Yes, we were living in SF and joined the First AI/ML accelerator in Asia. Crazy? - sherm8n
https://blog.rocco.ai/we-got-accepted-into-zeroth-ai-didnt-turn-them-down-997e22b13ee
======
jcpy
From HK, cofounded a biz in Shanghai now Series B. So just sharing a bit of my
feelings.

First, congratulations, it must be really exciting getting on board this
adventure. Let me get to the point quick:

HK is expensive, extremely. If you're paying yourself (and your founders and
employees) good enough to live in HK, I'd strongly suggest that you move to
China, even Shenzhen. It will help slow the burn rate.
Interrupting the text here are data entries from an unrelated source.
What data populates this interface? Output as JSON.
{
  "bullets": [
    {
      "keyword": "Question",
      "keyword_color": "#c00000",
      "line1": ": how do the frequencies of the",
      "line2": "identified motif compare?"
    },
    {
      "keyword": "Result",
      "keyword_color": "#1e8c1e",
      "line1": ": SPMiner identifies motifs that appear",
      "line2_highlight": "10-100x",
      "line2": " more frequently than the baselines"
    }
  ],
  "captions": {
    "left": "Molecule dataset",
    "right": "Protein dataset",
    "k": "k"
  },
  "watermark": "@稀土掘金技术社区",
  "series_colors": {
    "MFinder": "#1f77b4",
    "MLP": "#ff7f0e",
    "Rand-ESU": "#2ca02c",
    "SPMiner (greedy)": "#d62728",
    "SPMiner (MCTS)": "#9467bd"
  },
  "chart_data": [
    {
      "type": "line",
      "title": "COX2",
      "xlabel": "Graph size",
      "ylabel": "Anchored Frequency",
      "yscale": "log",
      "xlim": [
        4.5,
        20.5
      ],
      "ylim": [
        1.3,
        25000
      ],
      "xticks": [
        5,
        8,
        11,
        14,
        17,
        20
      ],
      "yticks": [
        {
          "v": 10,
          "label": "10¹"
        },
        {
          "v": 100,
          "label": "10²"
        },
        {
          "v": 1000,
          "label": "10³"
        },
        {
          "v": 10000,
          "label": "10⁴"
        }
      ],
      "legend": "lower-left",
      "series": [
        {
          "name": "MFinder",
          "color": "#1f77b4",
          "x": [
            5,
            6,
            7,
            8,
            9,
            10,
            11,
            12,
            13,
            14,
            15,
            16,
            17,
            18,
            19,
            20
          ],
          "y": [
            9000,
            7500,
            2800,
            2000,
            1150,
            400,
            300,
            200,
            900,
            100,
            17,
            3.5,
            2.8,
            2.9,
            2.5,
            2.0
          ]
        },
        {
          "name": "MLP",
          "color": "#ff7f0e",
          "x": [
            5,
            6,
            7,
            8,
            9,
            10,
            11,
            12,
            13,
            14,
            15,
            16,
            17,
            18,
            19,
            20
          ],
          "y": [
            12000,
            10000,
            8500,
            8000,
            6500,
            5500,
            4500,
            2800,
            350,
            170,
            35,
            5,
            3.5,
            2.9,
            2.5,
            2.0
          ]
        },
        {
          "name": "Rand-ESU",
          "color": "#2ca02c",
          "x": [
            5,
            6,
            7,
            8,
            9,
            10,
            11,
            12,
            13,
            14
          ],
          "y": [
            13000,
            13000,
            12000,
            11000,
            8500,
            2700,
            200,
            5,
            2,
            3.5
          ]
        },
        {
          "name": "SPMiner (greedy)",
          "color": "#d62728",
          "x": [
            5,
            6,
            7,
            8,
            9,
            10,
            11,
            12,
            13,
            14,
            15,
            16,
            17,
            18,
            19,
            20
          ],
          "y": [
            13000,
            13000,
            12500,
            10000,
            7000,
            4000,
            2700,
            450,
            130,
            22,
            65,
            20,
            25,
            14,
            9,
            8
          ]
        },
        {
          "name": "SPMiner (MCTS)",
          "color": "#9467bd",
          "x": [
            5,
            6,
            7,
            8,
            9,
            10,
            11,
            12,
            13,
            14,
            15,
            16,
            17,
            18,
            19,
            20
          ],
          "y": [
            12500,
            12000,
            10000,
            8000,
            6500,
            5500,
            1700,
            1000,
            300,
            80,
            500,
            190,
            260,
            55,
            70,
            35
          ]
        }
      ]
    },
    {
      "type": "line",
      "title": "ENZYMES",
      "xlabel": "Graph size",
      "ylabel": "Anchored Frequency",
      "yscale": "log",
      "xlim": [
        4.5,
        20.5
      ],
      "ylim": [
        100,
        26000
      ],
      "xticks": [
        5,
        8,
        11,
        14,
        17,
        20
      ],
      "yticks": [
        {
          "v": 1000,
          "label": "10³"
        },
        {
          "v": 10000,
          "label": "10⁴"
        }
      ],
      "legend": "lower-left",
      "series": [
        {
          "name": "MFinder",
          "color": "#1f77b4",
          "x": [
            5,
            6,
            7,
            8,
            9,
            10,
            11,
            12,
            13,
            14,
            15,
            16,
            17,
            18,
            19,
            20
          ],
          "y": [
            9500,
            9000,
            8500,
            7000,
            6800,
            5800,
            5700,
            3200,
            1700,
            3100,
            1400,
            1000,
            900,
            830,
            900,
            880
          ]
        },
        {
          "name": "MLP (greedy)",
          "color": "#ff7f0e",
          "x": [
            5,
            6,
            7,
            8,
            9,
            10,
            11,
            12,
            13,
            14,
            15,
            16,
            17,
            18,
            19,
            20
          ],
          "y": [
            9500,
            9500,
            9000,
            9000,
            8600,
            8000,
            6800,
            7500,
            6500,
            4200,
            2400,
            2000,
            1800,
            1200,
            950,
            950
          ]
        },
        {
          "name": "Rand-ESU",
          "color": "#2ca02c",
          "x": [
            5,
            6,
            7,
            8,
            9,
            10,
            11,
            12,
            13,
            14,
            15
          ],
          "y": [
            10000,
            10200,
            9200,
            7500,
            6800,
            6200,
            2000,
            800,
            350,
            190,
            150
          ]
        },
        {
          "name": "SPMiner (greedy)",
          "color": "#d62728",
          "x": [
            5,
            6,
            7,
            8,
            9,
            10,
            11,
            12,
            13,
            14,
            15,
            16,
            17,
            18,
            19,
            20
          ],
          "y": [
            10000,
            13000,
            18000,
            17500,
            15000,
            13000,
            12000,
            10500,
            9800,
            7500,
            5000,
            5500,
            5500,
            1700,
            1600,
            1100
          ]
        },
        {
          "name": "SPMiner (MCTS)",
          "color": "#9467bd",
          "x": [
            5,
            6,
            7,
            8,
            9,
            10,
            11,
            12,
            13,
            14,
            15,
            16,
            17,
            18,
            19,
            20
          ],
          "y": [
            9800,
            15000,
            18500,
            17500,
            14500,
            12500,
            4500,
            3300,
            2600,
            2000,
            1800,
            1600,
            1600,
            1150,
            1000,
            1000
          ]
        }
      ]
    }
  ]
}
Get a good VPN before
start :)

If your fund is in HK or anywhere outside China, great. Coz as I see it, you
dun really need connections into the China market. (I also see that your
product can be integrated with WeChat. China is another internet. The
landscape is different. It takes living and breathing to understand it.) Every
other social media you mentioned is a bit enough market to focus on.

Hope your product come to huge success. There're already some established
solution in your field but it's only in the beginning so keep it up. :)

------
sherm8n
I was curious, has anyone else here moved away from SF to start a startup?
What was the experience like entering international markets?